The international premiere of the ballet production “Lazgi – the dance of heart and love” was held at the Dubai Opera stage.

==Performance style==
The music consists of a small introduction and 3 parts. It is performed in a 6/8 meter with a lively rhythm. The dance starts with slow and simple movements - first the fingers, wrists, elbows and then the whole body comes to life. Then suddenly the hands, feet and body are involved in complex movements. The dance movements alternate with the repetition of one part of the music. The character of the music changes and the speed increases, and the dance becomes more intense and ends abruptly.

==Origin==
There are various legends and stories in the oral tradition of Khorezm about the origin of Lazgi. For example, it is said that it expresses the process of the soul entering the body, or that it was created by various movements to warm up in the cold climate and light a fire. There is such a legend about the ancient Lazgi. The human body was made of clay and separate from each other. They were ordered to “enter the body” and the soul entered and then came out scared. They ordered again “enter the body”. It said “I’m afraid”. Then a music came from the divine. The soul was enchanted by this music and entered the body without knowing how. First the fingers, toes, wrists, elbows came to life, and the human was formed. This music from the divine was “Lazgi”.

==Types==
There are 8 types of Lazgi dance in Khorezm nowadays, they are:

- “Qayroq lazgi”
- “Dutor lazgi”
- “Surnay lazgi”
- “Masxaraboz lazgi”
- “Saroy lazgi”
- “Changak lazgi”
- “Khiva lazgi”
- “Garmon lazgi”

In addition, since the mid-20th century, various performers have created yalla lazgis with lyrics, such as “Kimni sevar yorisan” (K. Otaniyozov), “Loyiq” (A. Otajonov and M. Rahimov), “Sani oʻzing bir yona” (O. Hayitova, B. Jumaniyozov), “Gal-gal” (B. Hamdamov), “Parang roʻmol” (O. Khudoyshukurov), “Xorazmning lazgisi” (O. Otajonov), “Oʻyna-oʻyna” (K. Rahmonov), “Ajoyib” (T. Shomurodov) and others. The music and rhythm of Lazgi have been used effectively in Sh.

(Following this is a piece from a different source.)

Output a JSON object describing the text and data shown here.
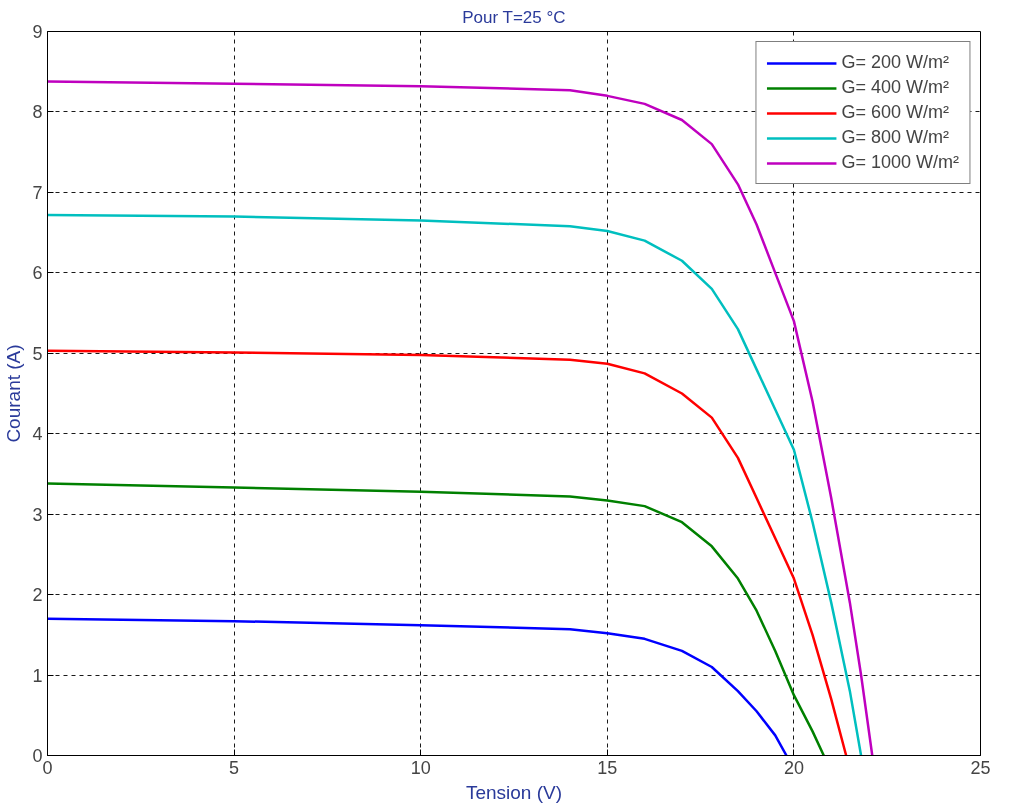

Ramazonov's “Khorezm Suite”, M. Yusupov's “Khorezm Song” opera and “Gulsanam” ballet, B. Giyenko's “Suite on Khorezm Themes”, S. Yudakov's “Khorezm Festival March”, M. Bafoyev's “Khorezm Capriccio”.

==Komiljon Otaniyozov==
Komiljon Otaniyozov, together with his friends and relatives Abdusharif Otajonov and Matniyoz Yusupov, have done great work in presenting Lazgi in a modern way and passing it on to the next generations. In 1958, based on the Khorezm surnay lazgi, composer Abdusharif Otajanov added his own style and variations and created an ashula version with the ghazal “Loyiq” by the poet Khushnud Abdulla. Inspired by this, Komiljon Otaniyozov gave a new look to the instrumental part of Lazgi and created his own unique style that was different from the Lazgi mentioned above. He made an introduction to the beginning of the song in the style of chorlov with the words “Omon-ey, omon!” and used the words of Komil Khorezmi for the main lyrical part, creating a non-repetitive yalla version. At the initiative of Komiljon Otaniyozov, the notes of Lazgi and Surnay Lazgi were included in the VII volume of “Uzbek Folk Music” published in 1960 by his colleague and friend Matniyoz Yusupov (in collaboration with I. Akbarov). To promote Lazgi to the wide public, Komiljon Otaniyozov suggested to include the “Lazgi” dance in the film “Maftuningman”.